Hanya sebuah anggukan dengan senyum sekilas
yang Alvin dapat setelahnya. Alvin mendesah dalam diam, memandang kecewa
punggung Shilla yang kian menjauh dari hadapannya. Alvin tidak meminta sebuah
pelukan hangat maupun sebuah kecupan manis. Tapi, setidaknya katakan sesuatu
yang membuat Alvin tenang.
Merasa memang percuma, ia memulai menghidupkan
mesin motornya. Shilla telah benar-benar menghilang dari hadapannya, ia tidak
akan mendengar apapun saat ini dari bibir Shilla. Percuma saja. Roda dua itu
mulai bergerak dengan seiring desahan kecewa dari Alvin.
Setidaknya, katakan bahwa kau mencintaiku.
***
Pintu bercat seputih tulang itu terbuka
kembali, seseorang yang sedari tadi menunggu di balik pintu menyembulkan
tubuhnya. Penglihatannya fokus menatap kendaraan beroda dua yang baru saja
menghilang di balik tikungan dan meninggalkan asapnya saja. Gadis itu tersenyum
miris, juga sakit.
‘Hati-hati di jalan. Aku mencintaimu.’
Kalimat itu akhirnya terucap juga. Yang sedari
tadi ditahannya terlepas juga. Meski tidak secara langsung di hadapannya,
beginipun sudah cukup. Ya, karena dengan begini semuanya tetap aman dan
terkendali.
Shilla menutup pintu rumahnya untuk yang kedua
kalinya. Membalik badan dengan hati-hati lantas menyandarkan punggungnya pada
pintu. Matanya melirik ke langit-langit rumahnya. Lagi-lagi ia menghela napas,
entahlah akhir-akhir ini ia sering sekali menghela napas. Jengah. Kapan ini
akan segera berakhir, itu yang selalu Shilla tanyakan dalam hati usai menghela
napas.
“Ciuman yang manis, hm?”
Suara berat itu menghentikan langkah Shilla
ketika melewati ruang tamu, tepat saat kaki kanannya baru saja menapaki anak
tangga pertama. Shilla tidak berniat sama sekali menyahut apalagi menoleh untuk
sekedar sentuhan hormat pada orang tua. Terlalu lelah untuk hari ini. Menoleh
sekali saja, semuanya akan semakin terasa melelahkan.
Di belakang sana, lelaki paruh baya itu
memperhatikan lekat-lekat punggung putrinya yang semakin hari semakin tumbuh
dewasa. Pandangannya tajam dengan aura hitam di sekitarnya. Mengerikan. Dengan
sekali melihat saja, semua orang pun akan bergidik ngeri.

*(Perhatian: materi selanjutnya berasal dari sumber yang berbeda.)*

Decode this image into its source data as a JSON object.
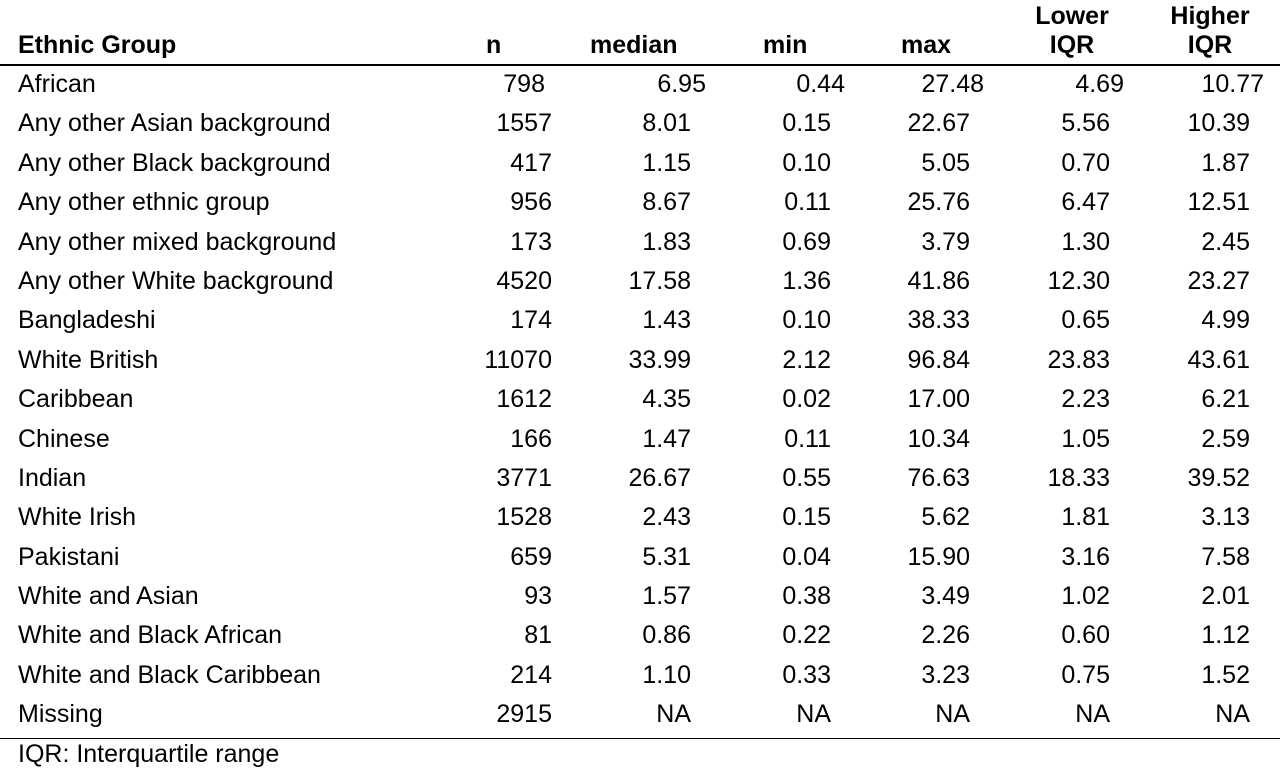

Dan orang pun akan
tahu darimana Shilla mendapatkan tatapan matanya yang tajam.
“Shilla... Jangan pernah melanggar aturan
mainnya.” Ucap sang Ayah dengan kalem, namun menohok.
Shilla tersentak kecil. Jelas sekali maksud
dari kalimat ayahnya. Diam-diam Shilla tersenyum kecut. Alih-alih tersenyum, ia
mengangguk tanpa menoleh barang seinci pun, terlalu lelah untuk itu, ingat?
Shilla mengerti, dan Shilla tahu.
“Aku tau, Ayah.”
Shilla tahu bahwa ia memang telah jatuh
cinta.
***
Mata elang berwarna coklat gelap milik Shilla
bergerak gelisah. Sesekali memandang jalan setapak di belakangnya yang kemudian
bertumpu lagi pada mobil hitam metalik di depan sana. Entah mengapa ia
merasakan rasa takut yang begitu besar saat ini. Terlebih lagi saat ia
mendapati beberapa pasang mata memperhatikannya dari dalam mobil itu. Hingga
pada akhirnya, fokus mata Shilla tertuju pada tanah yang dipijakinya saat ini,
berharap tanah itu menenggelamkannya sekarang juga.
Oh, Waktu bergerak mundurlah, atau... berhenti
saja.
SRET
Gelap.
Apa matahari meredup?
Cukup terkejut juga saat mendapati pandangannya
mendadak gelap. Sayangnya, itu tak berlangsung lama, karena setelah itu tangan
Shilla merambat perlahan ke bagian wajahnya, dan menemukan tangan kekar
melingkari matanya. Shilla tersenyum tipis, hampir tak terlihat.
“Alvin?”
Seseorang di belakang Shilla terkekeh, lantas
setelahnya mengacak rambut Shilla kemudian merangkul dan menarik Shilla untuk
mendekat.
“Kamu tau, ya?” Dia terkekeh lagi, Shilla yang
melihatnya hanya tersenyum.
Kini tangan Alvin membingkai wajah cantik
Shilla. Tersenyum sebentar, sebelum akhirnya berganti menjadi muram. “Aku...
lama, ya? Maaf, ya.”
Shilla terdiam. Matanya lekat memandang wajah
Alvin. Merekam tiap inci sosok di hadapannya dengan sangat baik. Takut-takut
jika esok tak dapat melihatnya lagi, atau bahkan justru takkan pernah
melihatnya lagi, yang berarti ini hari terakhirnya. Bibir Shilla bergetar,
alih-alih getaran itu berhenti karena Shilla menggigitnya
kuat-kuat. Seandainya Alvin tahu, Shilla amat takut saat ini.
“Hei, Shill—“
GREP
Tangan Alvin membentang lebar begitu juga
dengan mulutnya yang menganga. Matanya yang sipit terpaksa membulat —meski hasilnya sia-sia— karena begitu terkejut dengan
pelukan Shilla yang tiba-tiba.
Butuh waktu lama untuk saraf-saraf Alvin
mencerna apa yang terjadi. Hingga Alvin merasakan pelukan Shilla mengerat,
barulah ia dapat menyimpulkan semuanya.
Alvin tersenyum bahagia. Tangannya perlahan
ikut melingkar di tubuh Shilla yang tidak lebih tinggi darinya. Mengusap
punggung yang terasa begitu rapuh itu dengan lembut. Dalam pelukan ini, tak
terlihat namun terasa, mereka menyalurkan perasaan mereka masing-masing.
Hangat.
Cinta yang sederhana itu memang benar nyata.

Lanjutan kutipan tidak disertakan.